As Ben says, this doesn't mean said 25mm lens covers the frame.
 
The usage of a lens on a camera is optically limited by the following physical facts, each of them independent:

1 - focal length
2 - back focus (or with the more precise German term "hintere Schnittweite")
3 - circle of image

ad 1: this cannot be altered (except through focussing, it varies very little)
ad 2: this can be altered with adaption rings, when the lens has a longer back focus than the camera. If the lens is too short for the camera it can be used as a Macro lens only. This is why a Leica M lens cannot be used on an SLR camera at infinity.

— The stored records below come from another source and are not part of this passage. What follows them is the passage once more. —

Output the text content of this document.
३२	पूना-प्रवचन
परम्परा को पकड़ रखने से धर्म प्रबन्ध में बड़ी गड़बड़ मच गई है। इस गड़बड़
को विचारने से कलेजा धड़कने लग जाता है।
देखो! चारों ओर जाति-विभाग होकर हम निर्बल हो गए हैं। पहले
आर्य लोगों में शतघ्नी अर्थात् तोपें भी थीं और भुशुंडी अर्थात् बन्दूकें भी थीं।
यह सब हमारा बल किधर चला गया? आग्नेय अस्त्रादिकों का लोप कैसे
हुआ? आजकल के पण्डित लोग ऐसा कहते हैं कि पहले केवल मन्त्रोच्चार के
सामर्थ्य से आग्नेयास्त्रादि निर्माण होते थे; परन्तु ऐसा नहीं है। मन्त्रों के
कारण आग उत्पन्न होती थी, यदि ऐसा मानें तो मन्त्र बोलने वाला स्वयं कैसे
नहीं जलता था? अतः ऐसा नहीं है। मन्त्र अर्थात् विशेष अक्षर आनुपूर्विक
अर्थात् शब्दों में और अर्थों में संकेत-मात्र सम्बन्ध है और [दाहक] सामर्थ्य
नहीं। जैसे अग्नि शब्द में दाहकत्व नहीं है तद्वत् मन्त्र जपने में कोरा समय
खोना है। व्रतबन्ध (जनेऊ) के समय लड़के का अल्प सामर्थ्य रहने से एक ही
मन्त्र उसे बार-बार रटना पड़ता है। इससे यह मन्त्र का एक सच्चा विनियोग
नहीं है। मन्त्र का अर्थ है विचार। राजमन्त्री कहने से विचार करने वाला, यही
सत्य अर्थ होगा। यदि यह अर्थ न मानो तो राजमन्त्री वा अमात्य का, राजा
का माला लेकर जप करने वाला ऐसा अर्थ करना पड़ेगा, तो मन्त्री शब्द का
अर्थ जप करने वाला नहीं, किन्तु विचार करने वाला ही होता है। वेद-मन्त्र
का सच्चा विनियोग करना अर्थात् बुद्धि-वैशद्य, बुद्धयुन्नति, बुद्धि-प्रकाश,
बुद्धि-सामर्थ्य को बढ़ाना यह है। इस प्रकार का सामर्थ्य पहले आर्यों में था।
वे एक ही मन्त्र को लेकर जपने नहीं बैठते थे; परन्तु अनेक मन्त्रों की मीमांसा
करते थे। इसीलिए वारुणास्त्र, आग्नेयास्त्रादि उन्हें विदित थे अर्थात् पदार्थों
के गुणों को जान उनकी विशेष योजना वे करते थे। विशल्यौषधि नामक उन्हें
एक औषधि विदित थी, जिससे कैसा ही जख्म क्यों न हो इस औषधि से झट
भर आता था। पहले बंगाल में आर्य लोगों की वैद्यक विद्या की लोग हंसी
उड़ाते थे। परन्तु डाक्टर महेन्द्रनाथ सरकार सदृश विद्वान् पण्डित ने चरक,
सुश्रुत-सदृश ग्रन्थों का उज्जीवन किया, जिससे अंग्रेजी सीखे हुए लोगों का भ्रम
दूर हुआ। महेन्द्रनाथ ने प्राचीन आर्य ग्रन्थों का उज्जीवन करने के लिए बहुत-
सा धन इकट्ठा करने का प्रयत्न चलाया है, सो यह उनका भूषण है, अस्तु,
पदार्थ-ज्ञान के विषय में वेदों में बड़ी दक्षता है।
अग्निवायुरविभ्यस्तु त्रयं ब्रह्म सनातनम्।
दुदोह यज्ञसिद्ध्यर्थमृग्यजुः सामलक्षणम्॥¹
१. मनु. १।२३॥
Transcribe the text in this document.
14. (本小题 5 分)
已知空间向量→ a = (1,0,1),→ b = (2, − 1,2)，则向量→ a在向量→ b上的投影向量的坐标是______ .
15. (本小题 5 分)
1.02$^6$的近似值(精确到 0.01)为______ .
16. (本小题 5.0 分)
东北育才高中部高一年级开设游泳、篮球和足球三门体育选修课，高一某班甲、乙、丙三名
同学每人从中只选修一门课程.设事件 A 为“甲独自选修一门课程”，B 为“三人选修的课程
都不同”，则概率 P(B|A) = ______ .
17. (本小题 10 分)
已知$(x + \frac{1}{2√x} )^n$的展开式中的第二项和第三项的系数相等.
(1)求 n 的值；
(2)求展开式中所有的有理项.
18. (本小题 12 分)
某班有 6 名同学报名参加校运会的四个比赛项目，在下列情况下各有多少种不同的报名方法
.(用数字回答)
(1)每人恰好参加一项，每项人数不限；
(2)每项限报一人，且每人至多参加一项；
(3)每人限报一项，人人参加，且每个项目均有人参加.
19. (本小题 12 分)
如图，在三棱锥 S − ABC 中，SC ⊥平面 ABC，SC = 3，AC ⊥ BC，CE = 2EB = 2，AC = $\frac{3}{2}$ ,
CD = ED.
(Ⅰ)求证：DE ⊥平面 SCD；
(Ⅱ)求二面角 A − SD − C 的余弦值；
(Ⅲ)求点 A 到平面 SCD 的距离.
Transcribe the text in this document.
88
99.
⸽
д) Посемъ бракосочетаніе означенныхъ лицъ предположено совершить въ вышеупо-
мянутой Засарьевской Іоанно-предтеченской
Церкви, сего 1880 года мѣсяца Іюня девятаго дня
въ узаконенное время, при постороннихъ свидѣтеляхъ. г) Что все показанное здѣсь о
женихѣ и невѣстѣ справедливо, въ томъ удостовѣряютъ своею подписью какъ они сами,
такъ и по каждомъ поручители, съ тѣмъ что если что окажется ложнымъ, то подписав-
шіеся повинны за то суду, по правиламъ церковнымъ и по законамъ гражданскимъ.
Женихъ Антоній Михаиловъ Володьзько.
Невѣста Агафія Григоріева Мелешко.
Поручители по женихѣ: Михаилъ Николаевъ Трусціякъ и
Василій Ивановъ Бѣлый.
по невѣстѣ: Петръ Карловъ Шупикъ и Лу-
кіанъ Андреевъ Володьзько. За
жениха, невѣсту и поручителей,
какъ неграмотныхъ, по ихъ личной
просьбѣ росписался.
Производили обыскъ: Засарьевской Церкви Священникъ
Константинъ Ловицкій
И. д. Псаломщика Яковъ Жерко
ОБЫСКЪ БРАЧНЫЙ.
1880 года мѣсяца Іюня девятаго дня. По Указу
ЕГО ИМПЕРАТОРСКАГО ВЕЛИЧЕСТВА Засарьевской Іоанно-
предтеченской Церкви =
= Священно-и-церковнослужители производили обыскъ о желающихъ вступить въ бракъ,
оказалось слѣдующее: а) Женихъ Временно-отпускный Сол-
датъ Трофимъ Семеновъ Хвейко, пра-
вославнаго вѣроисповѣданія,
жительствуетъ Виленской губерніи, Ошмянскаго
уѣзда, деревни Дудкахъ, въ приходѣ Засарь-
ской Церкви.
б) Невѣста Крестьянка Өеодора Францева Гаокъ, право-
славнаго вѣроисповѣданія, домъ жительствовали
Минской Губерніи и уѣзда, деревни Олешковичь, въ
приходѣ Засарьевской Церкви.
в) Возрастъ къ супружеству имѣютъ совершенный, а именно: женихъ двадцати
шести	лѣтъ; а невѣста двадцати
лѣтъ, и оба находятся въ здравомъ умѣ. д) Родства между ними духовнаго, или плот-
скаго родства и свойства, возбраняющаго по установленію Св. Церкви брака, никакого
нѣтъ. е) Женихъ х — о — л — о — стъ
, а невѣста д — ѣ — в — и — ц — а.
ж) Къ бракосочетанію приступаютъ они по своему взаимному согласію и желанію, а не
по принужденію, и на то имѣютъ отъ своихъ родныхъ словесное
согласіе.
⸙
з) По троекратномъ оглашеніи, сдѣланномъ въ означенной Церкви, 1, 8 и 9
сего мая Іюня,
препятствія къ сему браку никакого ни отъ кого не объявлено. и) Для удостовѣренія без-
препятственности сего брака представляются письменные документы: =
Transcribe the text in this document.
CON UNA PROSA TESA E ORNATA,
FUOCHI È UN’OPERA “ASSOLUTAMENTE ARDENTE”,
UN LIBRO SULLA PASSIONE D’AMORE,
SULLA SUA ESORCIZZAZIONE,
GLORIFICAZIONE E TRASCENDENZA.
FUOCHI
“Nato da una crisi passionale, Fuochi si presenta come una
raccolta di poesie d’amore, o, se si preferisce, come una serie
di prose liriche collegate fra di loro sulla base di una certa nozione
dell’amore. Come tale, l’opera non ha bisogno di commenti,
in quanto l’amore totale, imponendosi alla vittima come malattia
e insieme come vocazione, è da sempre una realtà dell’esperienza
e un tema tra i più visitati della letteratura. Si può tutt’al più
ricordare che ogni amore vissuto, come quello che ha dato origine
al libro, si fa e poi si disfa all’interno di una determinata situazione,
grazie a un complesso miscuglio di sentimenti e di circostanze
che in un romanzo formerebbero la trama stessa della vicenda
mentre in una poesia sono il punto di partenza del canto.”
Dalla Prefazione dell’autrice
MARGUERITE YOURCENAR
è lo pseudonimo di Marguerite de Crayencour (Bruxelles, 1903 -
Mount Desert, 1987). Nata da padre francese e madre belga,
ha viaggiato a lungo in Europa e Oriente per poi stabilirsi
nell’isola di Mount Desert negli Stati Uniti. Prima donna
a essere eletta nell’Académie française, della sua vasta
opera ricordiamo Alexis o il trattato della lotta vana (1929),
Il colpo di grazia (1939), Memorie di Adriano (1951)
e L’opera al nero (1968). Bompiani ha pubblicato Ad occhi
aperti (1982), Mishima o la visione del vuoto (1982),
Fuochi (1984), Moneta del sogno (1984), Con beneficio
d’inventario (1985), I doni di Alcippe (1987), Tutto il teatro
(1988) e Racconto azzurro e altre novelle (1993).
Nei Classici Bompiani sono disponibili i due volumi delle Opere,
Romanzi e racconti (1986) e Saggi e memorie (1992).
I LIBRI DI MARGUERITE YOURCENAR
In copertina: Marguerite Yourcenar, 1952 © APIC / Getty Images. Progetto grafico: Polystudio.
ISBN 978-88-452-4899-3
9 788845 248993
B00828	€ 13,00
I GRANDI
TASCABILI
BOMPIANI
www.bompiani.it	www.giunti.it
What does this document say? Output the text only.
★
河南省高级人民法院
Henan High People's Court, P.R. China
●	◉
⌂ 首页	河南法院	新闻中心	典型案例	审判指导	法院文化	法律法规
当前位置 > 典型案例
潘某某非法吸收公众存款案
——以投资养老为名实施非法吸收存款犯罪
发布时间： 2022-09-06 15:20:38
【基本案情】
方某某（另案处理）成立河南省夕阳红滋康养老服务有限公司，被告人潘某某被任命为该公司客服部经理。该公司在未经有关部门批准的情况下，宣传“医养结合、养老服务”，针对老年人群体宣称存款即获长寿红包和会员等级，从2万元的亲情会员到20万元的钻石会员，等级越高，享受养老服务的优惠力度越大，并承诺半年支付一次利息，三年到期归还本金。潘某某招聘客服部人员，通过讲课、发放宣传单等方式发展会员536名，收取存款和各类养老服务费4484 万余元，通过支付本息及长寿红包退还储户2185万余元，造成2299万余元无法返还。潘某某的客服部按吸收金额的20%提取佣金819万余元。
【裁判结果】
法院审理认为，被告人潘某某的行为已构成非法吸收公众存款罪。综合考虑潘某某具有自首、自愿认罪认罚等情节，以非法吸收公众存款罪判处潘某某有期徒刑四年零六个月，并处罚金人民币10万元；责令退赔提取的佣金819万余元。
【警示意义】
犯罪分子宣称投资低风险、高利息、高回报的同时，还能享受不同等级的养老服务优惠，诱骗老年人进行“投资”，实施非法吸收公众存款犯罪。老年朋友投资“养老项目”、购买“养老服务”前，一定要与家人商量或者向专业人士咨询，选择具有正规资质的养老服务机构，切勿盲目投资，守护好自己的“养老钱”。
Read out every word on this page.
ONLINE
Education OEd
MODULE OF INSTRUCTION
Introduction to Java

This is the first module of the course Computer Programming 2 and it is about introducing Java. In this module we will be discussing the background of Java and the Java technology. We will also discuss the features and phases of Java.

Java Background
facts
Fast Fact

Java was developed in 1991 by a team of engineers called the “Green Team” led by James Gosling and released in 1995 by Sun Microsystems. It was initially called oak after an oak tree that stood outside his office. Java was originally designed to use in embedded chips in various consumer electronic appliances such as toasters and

ad 3: this cannot be altered. This fact is mostly understand and discussed for individual lenses in the Large format (LF) scene. A Leica M lens is calculated to cover 24x36, it also covers 24x18. A Olympus Pen F lens covers 24x18, it also covers 18x13. A "Robot" Xenon 40/2 covers 24x24, it don't cover 24x36.
 
Yes ... Since 4/3 is a smaller format than half-frame, the original question needed no modification ... Which is why I gave the answer I did.